Early EU health and safety directives were well-judged and set the right approach. As well as establishing a clear set of rights and responsibilities, The structure established by, for example the Health and Safety Framework Directive 1989, requires that risks presented by a workplace are identified, assessed and acted upon together in a holistic fashion. The European Commission and Parliament deserve credit for establishing this. That may not be a fashionable view, but I strongly believe it is true.
A holistic approach is essential; risks present in a workplace be assessed, prioritised and acted upon in a joined-up manner. This allows the employer to identify synergies or tensions between the risks or indeed between the proposed control measures. If risks are assessed in isolation a measure to reduce one may inadvertently increase another. A holistic approach is also essential in prioritising actions appropriately so that the highest risks receive attention first.

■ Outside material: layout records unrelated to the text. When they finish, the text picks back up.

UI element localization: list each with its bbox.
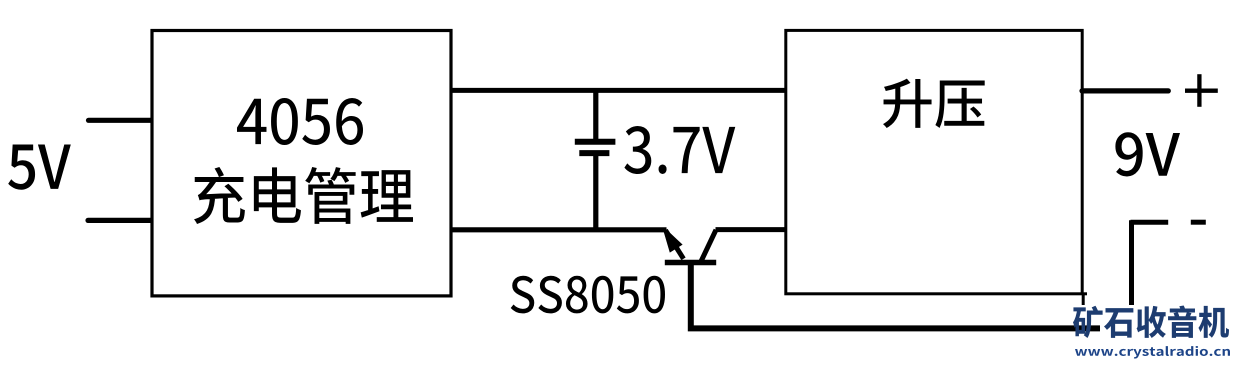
wire U2 to output plus [1082, 88, 1168, 93]
battery BT1 long plate [575, 139, 616, 145]
wire U1 to Q1 emitter [450, 227, 667, 232]
node 9V output label [1115, 132, 1180, 176]
output minus sign [1191, 220, 1206, 225]
output plus sign horizontal [1185, 89, 1218, 93]
wire top rail U1 to U2 (battery positive) [450, 88, 788, 93]
transistor Q1 collector diagonal [701, 230, 716, 261]
battery BT1 negative lead [593, 153, 598, 232]
block U1 4056 charge manager [152, 31, 451, 296]
transistor Q1 emitter arrow (NPN) [663, 229, 683, 253]
block U2 boost converter [786, 30, 1082, 293]
output plus sign vertical [1197, 74, 1201, 107]
wire output minus stub [1131, 220, 1169, 225]
label Q1 type SS8050 [511, 276, 665, 314]
watermark logo text [1073, 306, 1229, 339]
label U1 line2 charge management [194, 167, 413, 224]
label battery value 3.7V [624, 126, 735, 174]
wire Q1 base lead down and bottom rail to minus terminal [691, 263, 1100, 329]
transistor Q1 base bar [665, 260, 716, 266]
label U2 boost [883, 79, 985, 128]
wire 5V input lower stub [88, 218, 153, 223]
wire Q1 collector to U2 [716, 227, 788, 232]
label U1 line1 4056 [237, 98, 363, 145]
block U2 right edge overshoot [1082, 294, 1085, 305]
wire output minus down to bottom rail [1129, 220, 1134, 305]
battery BT1 positive lead [593, 90, 598, 144]
battery BT1 short plate [579, 150, 609, 156]
block U2 bottom edge overshoot [1082, 292, 1087, 295]
transistor Q1 emitter diagonal [666, 230, 684, 259]
watermark url [1075, 346, 1230, 359]
node 5V input label [8, 144, 71, 189]
wire 5V input upper stub [89, 118, 154, 123]
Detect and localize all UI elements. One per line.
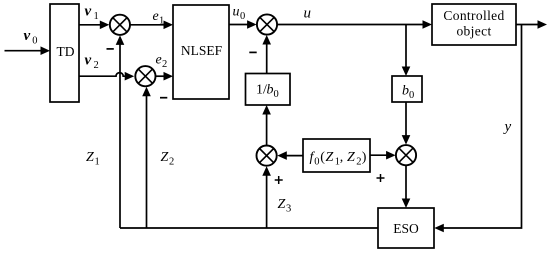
node v1 label [85, 4, 99, 23]
node v2 label [85, 53, 99, 72]
svg-text:TD: TD [57, 44, 75, 59]
wire S5 to ESO [402, 165, 411, 208]
wire branch from u down to b0 [402, 25, 411, 77]
summing junction S5 [396, 145, 416, 165]
wire 1/b0 up to S3 [262, 35, 271, 74]
block ESO [378, 208, 434, 248]
minus sign at S2 [160, 97, 167, 99]
node e1 label [153, 9, 165, 27]
svg-text:e: e [153, 9, 159, 24]
wire b0 to summing junction S5 [402, 102, 411, 145]
svg-text:Z: Z [161, 150, 169, 165]
svg-text:u: u [233, 5, 240, 20]
wire f0 to summing junction S5 (rightward) [370, 151, 396, 160]
wire e2: S2 to NLSEF [156, 72, 174, 81]
svg-text:b: b [402, 84, 409, 99]
block Controlled object [432, 4, 516, 45]
wire S4 up to 1/b0 [262, 105, 271, 146]
minus sign at S1 [107, 48, 114, 50]
svg-text:): ) [362, 150, 367, 165]
svg-text:NLSEF: NLSEF [181, 43, 223, 58]
node u0 label [233, 5, 246, 23]
block 1/b0 [246, 74, 291, 106]
wire u: S3 to Controlled object [277, 20, 432, 29]
wire v0 input arrow [5, 46, 51, 55]
svg-text:Z: Z [326, 150, 334, 165]
plus sign at S4 [275, 176, 283, 184]
svg-text:v: v [85, 53, 92, 69]
summing junction S4 [257, 146, 277, 166]
block TD [50, 4, 79, 102]
summing junction S3 [257, 14, 277, 34]
wire Z2: bottom line up to S2 [142, 87, 151, 228]
svg-text:,: , [340, 150, 344, 165]
svg-text:1: 1 [159, 16, 164, 27]
wire v2: TD to summing junction S2 (with crossover hop) [79, 72, 134, 81]
wire u0: NLSEF to summing junction S3 [229, 20, 257, 29]
svg-text:0: 0 [409, 90, 414, 101]
svg-text:Z: Z [86, 150, 94, 165]
wire f0 to summing junction S4 (leftward) [277, 151, 303, 160]
svg-text:Z: Z [278, 197, 286, 212]
svg-text:1/: 1/ [256, 83, 267, 98]
wire Z3: bottom line up to S4 [262, 166, 271, 228]
node Z1 label [86, 150, 100, 168]
wire y feedback: down right side then left into ESO [434, 25, 521, 233]
svg-text:0: 0 [274, 89, 279, 100]
svg-text:3: 3 [286, 204, 291, 215]
wire v1: TD to summing junction S1 [79, 21, 109, 30]
svg-text:object: object [456, 24, 491, 39]
node Z2 label [161, 150, 175, 168]
wire e1: S1 to NLSEF [130, 21, 173, 30]
wire Z1: bottom line up to S1 [116, 35, 125, 228]
svg-text:1: 1 [94, 11, 99, 22]
svg-text:y: y [503, 119, 512, 135]
svg-text:0: 0 [240, 11, 245, 22]
svg-text:2: 2 [94, 60, 99, 71]
svg-text:2: 2 [356, 157, 361, 168]
node v0 label [24, 28, 38, 47]
svg-text:u: u [304, 6, 312, 22]
block f0(Z1,Z2) [303, 139, 370, 172]
block b0 [392, 76, 422, 102]
plus sign at S5 [377, 174, 385, 182]
svg-text:2: 2 [162, 59, 167, 70]
svg-text:v: v [24, 28, 31, 44]
svg-text:e: e [156, 53, 162, 68]
node e2 label [156, 53, 168, 71]
svg-text:ESO: ESO [393, 221, 419, 236]
summing junction S1 [110, 15, 130, 35]
wire ESO output bottom line to left [120, 227, 378, 229]
svg-text:b: b [267, 83, 274, 98]
summing junction S2 [135, 66, 155, 86]
svg-text:1: 1 [95, 157, 100, 168]
wire output y arrow [516, 20, 547, 29]
block NLSEF [173, 5, 229, 99]
svg-text:0: 0 [32, 36, 37, 47]
svg-text:v: v [85, 4, 92, 20]
svg-text:0: 0 [314, 157, 319, 168]
svg-text:Z: Z [347, 150, 355, 165]
svg-text:2: 2 [169, 157, 174, 168]
minus sign at S3 [249, 51, 256, 53]
svg-text:Controlled: Controlled [443, 8, 504, 23]
node Z3 label [278, 197, 292, 215]
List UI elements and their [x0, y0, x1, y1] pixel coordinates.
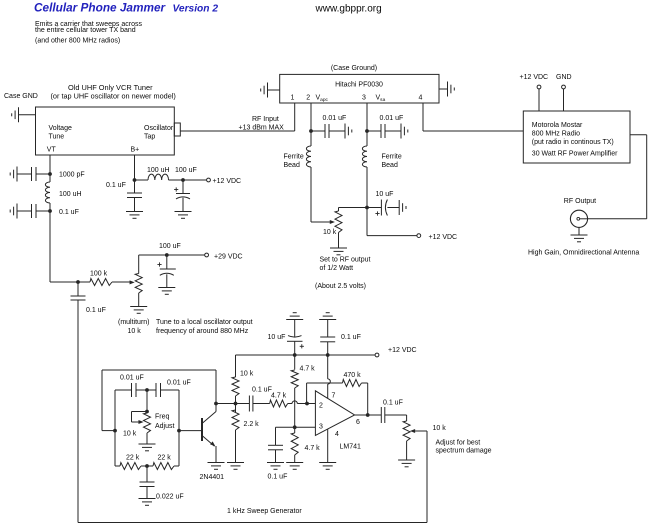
- svg-text:www.gbppr.org: www.gbppr.org: [315, 4, 382, 15]
- svg-text:RF Output: RF Output: [564, 198, 596, 205]
- svg-text:10 uF: 10 uF: [268, 334, 286, 341]
- svg-text:Ferrite: Ferrite: [382, 154, 402, 161]
- svg-text:Set to RF output: Set to RF output: [320, 257, 371, 264]
- svg-text:2.2 k: 2.2 k: [244, 421, 260, 428]
- svg-text:the entire cellular tower TX b: the entire cellular tower TX band: [35, 27, 136, 34]
- svg-text:2: 2: [319, 403, 323, 410]
- svg-text:Adjust for best: Adjust for best: [436, 440, 481, 447]
- svg-text:800 MHz Radio: 800 MHz Radio: [532, 131, 580, 138]
- svg-text:Tap: Tap: [144, 134, 155, 141]
- svg-text:1 kHz Sweep Generator: 1 kHz Sweep Generator: [227, 508, 302, 515]
- svg-text:Ferrite: Ferrite: [284, 154, 304, 161]
- svg-text:0.01 uF: 0.01 uF: [167, 380, 191, 387]
- svg-text:+12 VDC: +12 VDC: [213, 178, 242, 185]
- svg-text:4.7 k: 4.7 k: [305, 445, 321, 452]
- svg-text:Motorola Mostar: Motorola Mostar: [532, 122, 583, 129]
- svg-text:10 k: 10 k: [128, 328, 142, 335]
- svg-text:of 1/2 Watt: of 1/2 Watt: [320, 265, 354, 272]
- svg-text:4.7 k: 4.7 k: [271, 393, 287, 400]
- svg-text:Bead: Bead: [382, 162, 398, 169]
- svg-text:10 k: 10 k: [123, 431, 137, 438]
- svg-text:(Case Ground): (Case Ground): [331, 65, 377, 72]
- svg-text:Cellular Phone Jammer: Cellular Phone Jammer: [34, 1, 167, 15]
- svg-text:Bead: Bead: [284, 162, 300, 169]
- svg-text:4.7 k: 4.7 k: [300, 366, 316, 373]
- svg-text:4: 4: [419, 95, 423, 102]
- svg-text:100 k: 100 k: [90, 271, 108, 278]
- svg-text:(put radio in continous TX): (put radio in continous TX): [532, 139, 614, 146]
- svg-text:470 k: 470 k: [344, 372, 362, 379]
- svg-text:+12 VDC: +12 VDC: [429, 234, 458, 241]
- svg-text:22 k: 22 k: [158, 455, 172, 462]
- svg-text:+12 VDC: +12 VDC: [388, 347, 417, 354]
- svg-text:(About 2.5 volts): (About 2.5 volts): [315, 283, 366, 290]
- svg-text:10 k: 10 k: [433, 425, 447, 432]
- svg-text:RF Input: RF Input: [252, 116, 279, 123]
- svg-text:10 uF: 10 uF: [376, 191, 394, 198]
- svg-text:100 uF: 100 uF: [159, 243, 181, 250]
- svg-text:2N4401: 2N4401: [200, 474, 225, 481]
- svg-text:0.1 uF: 0.1 uF: [383, 400, 403, 407]
- svg-text:100 uH: 100 uH: [59, 191, 82, 198]
- svg-text:0.01 uF: 0.01 uF: [323, 115, 347, 122]
- svg-text:3: 3: [319, 424, 323, 431]
- svg-text:frequency of around 880 MHz: frequency of around 880 MHz: [156, 328, 249, 335]
- svg-text:10 k: 10 k: [240, 371, 254, 378]
- svg-text:Version 2: Version 2: [173, 4, 219, 15]
- svg-text:0.1 uF: 0.1 uF: [252, 387, 272, 394]
- svg-text:Voltage: Voltage: [49, 125, 72, 132]
- svg-text:GND: GND: [556, 74, 572, 81]
- svg-text:+13 dBm MAX: +13 dBm MAX: [239, 125, 285, 132]
- svg-text:Tune to a local oscillator out: Tune to a local oscillator output: [156, 319, 253, 326]
- svg-text:VT: VT: [47, 147, 57, 154]
- svg-text:6: 6: [356, 419, 360, 426]
- svg-text:Case GND: Case GND: [4, 93, 38, 100]
- svg-text:spectrum damage: spectrum damage: [436, 448, 492, 455]
- svg-text:Tune: Tune: [49, 134, 65, 141]
- svg-text:100 uH: 100 uH: [147, 167, 170, 174]
- svg-text:2: 2: [306, 95, 310, 102]
- svg-text:0.01 uF: 0.01 uF: [120, 375, 144, 382]
- svg-text:1000 pF: 1000 pF: [59, 172, 85, 179]
- svg-text:22 k: 22 k: [126, 455, 140, 462]
- svg-text:+29 VDC: +29 VDC: [214, 254, 243, 261]
- svg-text:3: 3: [362, 95, 366, 102]
- svg-text:0.1 uF: 0.1 uF: [106, 182, 126, 189]
- svg-text:0.1 uF: 0.1 uF: [341, 334, 361, 341]
- svg-text:High Gain, Omnidirectional Ant: High Gain, Omnidirectional Antenna: [528, 250, 639, 257]
- svg-text:B+: B+: [131, 147, 140, 154]
- svg-text:0.1 uF: 0.1 uF: [268, 474, 288, 481]
- svg-text:0.1 uF: 0.1 uF: [59, 209, 79, 216]
- svg-text:(or tap UHF oscillator on newe: (or tap UHF oscillator on newer model): [51, 92, 176, 101]
- svg-text:30 Watt RF Power Amplifier: 30 Watt RF Power Amplifier: [532, 151, 618, 158]
- svg-text:Oscillator: Oscillator: [144, 125, 174, 132]
- svg-text:0.01 uF: 0.01 uF: [380, 115, 404, 122]
- svg-text:1: 1: [291, 95, 295, 102]
- svg-text:4: 4: [335, 431, 339, 438]
- svg-text:0.022 uF: 0.022 uF: [156, 494, 184, 501]
- svg-text:(multiturn): (multiturn): [118, 319, 150, 326]
- svg-text:Hitachi PF0030: Hitachi PF0030: [335, 82, 383, 89]
- svg-text:Freq: Freq: [155, 414, 170, 421]
- svg-text:Adjust: Adjust: [155, 423, 175, 430]
- svg-text:7: 7: [332, 393, 336, 400]
- svg-text:+12 VDC: +12 VDC: [520, 74, 549, 81]
- svg-text:0.1 uF: 0.1 uF: [86, 307, 106, 314]
- svg-text:100 uF: 100 uF: [175, 167, 197, 174]
- svg-text:LM741: LM741: [340, 444, 362, 451]
- svg-text:(and other 800 MHz radios): (and other 800 MHz radios): [35, 38, 120, 45]
- svg-text:10 k: 10 k: [323, 229, 337, 236]
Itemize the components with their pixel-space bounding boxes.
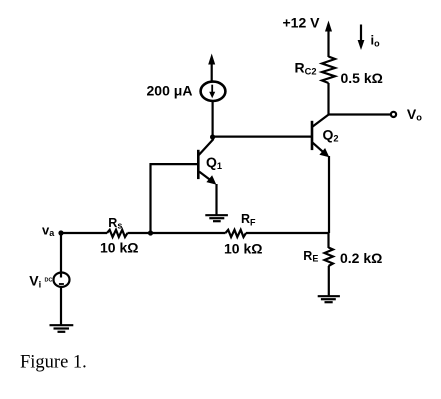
svg-text:io: io — [371, 33, 381, 49]
svg-text:200 μA: 200 μA — [147, 83, 193, 99]
svg-text:0.2 kΩ: 0.2 kΩ — [340, 250, 382, 266]
resistor RF — [226, 230, 247, 237]
wire Q1 base down to bottom node — [149, 163, 151, 233]
wire RF to emitter node — [246, 232, 329, 234]
wire current source to node A — [212, 101, 214, 137]
node A junction dot — [210, 134, 215, 139]
source Vi — [54, 273, 70, 287]
ground (Vi) — [50, 325, 74, 332]
terminal Vo (open circle) — [391, 112, 396, 117]
svg-text:Figure 1.: Figure 1. — [20, 353, 87, 373]
svg-text:10 kΩ: 10 kΩ — [224, 240, 262, 256]
wire Q1 emitter to ground — [215, 184, 217, 215]
transistor Q2 — [312, 114, 329, 157]
wire emitter node to RE — [327, 233, 329, 248]
ground (Q1 emitter) — [205, 215, 228, 221]
resistor RC2 — [322, 57, 335, 84]
output current io arrow — [358, 25, 365, 51]
resistor Rs — [107, 230, 128, 237]
wire junction to RF — [151, 232, 226, 234]
junction dot (Rs/RF/Q1 base) — [148, 230, 153, 235]
current source I1 200uA — [201, 82, 226, 101]
svg-text:Q1: Q1 — [206, 154, 222, 171]
power arrow above current source — [208, 54, 215, 82]
wire node A to Q2 base — [213, 136, 312, 138]
svg-text:va: va — [42, 222, 55, 238]
wire Q1 base horizontal — [150, 163, 199, 165]
wire RE to ground — [328, 266, 330, 296]
svg-text:DC: DC — [45, 278, 53, 284]
wire Vi to ground — [60, 287, 62, 325]
ground (RE) — [318, 296, 340, 302]
svg-text:Vo: Vo — [407, 106, 422, 123]
svg-text:0.5 kΩ: 0.5 kΩ — [341, 70, 383, 86]
node va dot — [58, 230, 63, 235]
resistor RE — [325, 248, 334, 267]
wire va to Vi source — [60, 233, 62, 278]
svg-text:+12 V: +12 V — [283, 14, 321, 30]
power +12V arrow — [325, 21, 332, 58]
svg-text:Q2: Q2 — [323, 127, 339, 144]
wire Rs to junction — [128, 232, 151, 234]
wire Q2 emitter down to node — [328, 156, 330, 233]
wire RC2 to Q2 collector node — [327, 83, 329, 116]
svg-text:RC2: RC2 — [295, 60, 317, 77]
svg-text:RE: RE — [303, 249, 318, 264]
wire collector node to Vo terminal — [329, 113, 391, 115]
svg-text:Rs: Rs — [108, 216, 122, 231]
svg-text:Vi: Vi — [29, 273, 41, 290]
transistor Q1 — [198, 139, 216, 185]
svg-text:RF: RF — [241, 212, 256, 228]
svg-text:10 kΩ: 10 kΩ — [100, 239, 138, 255]
wire va to Rs — [61, 232, 107, 234]
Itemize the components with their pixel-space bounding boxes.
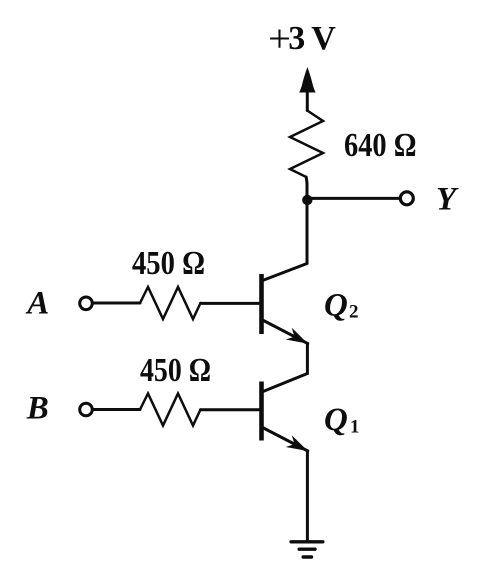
wire Q1 emitter to ground [306,451,309,542]
Q1 emitter line [263,428,308,452]
wire node down to Q2 collector [263,199,308,281]
wire arrow to resistor [306,90,309,111]
Q2 emitter line [263,320,308,344]
ground [291,542,323,557]
Q2 emitter arrow [286,328,308,344]
terminal B (open circle) [80,403,93,416]
svg-text:1: 1 [350,417,360,438]
wire resistor to node [305,177,309,199]
wire A to resistor [93,302,140,305]
label Q1 [324,402,360,438]
power arrow [299,67,316,93]
transistor Q1 base bar [259,382,264,441]
wire resistor to Q1 base [201,408,260,411]
svg-text:B: B [26,391,49,427]
svg-text:2: 2 [349,302,359,323]
svg-text:A: A [25,286,49,322]
svg-text:+3V: +3V [268,18,336,61]
svg-text:Y: Y [436,181,459,217]
svg-text:640 Ω: 640 Ω [344,127,417,164]
wire resistor to Q2 base [201,302,260,305]
terminal A (open circle) [80,297,93,310]
node (junction dot) [302,195,312,205]
Q1 emitter arrow [286,435,308,451]
terminal Y (open circle) [400,192,413,205]
resistor R 640 ohm [290,111,323,178]
svg-text:450 Ω: 450 Ω [140,352,211,389]
wire B to resistor [93,408,140,411]
resistor RA 450 ohm [140,287,201,319]
wire node to output Y [307,197,400,200]
svg-text:Q: Q [324,288,348,324]
svg-text:450 Ω: 450 Ω [132,245,205,282]
wire Q2 emitter to Q1 collector [263,344,307,392]
transistor Q2 base bar [259,274,264,334]
svg-text:Q: Q [324,402,348,438]
resistor RB 450 ohm [140,394,201,426]
label Q2 [324,288,359,324]
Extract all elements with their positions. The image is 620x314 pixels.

However, in recent years we have seen the adoption of a number of hazard-specific directives. Initially these focussed upon hazards that contributed very significantly to workplace ill health and injury, for example abestos and moving machinery safety. Recently they have focussed on risks that make very small contributions to the overall statistics, such as optical radiation and electromagnetic fields.
Directives are based around the same essential structure, but each tends to set out its own, slightly different criteria and process for risk assessment and control. That is a problem for two reasons. Firstly it tends to fragment the holistic approach to risk so that synergies and tensions are missed and prioritisation is poor. Secondly it results in unnecessary time and money being spent upon the process of assessment, when this could be better spent upon effective controls; it’s a well-used adage, but on it’s own paperwork never saved a single life.
So if new legislation is not the answer to improving management of risk, what is? I believe that the European Parliament and Commission need to direct their attention to ensuring that the original structure is effective in practice. That means that implementation – including enforcement of existing requirements needs to be effective and consistent across all member states. Enforcement activity should be risk-based, directing activity to higher risk sectors and those who are managing risks and thus putting workers at serious risk.
There also needs to be much better promotion of, and practical support for, duty holders. That is not just down to the European Commission or even member governments - employers groups, trade unions and others have a key role to play. Many are also contributing, EEF for example last year published detailed guidance on metalworking fluids and a tool for board monitoring of meaningful objectives. And we will very shortly be publishing case-study guidance on solutions to common musculoskeletal disorders.
There is more we can do and we are keen to play our part – particularly if we are not occupied fighting well-intentioned but poorly thought-through legislation that will do nothing to improve protection in practice.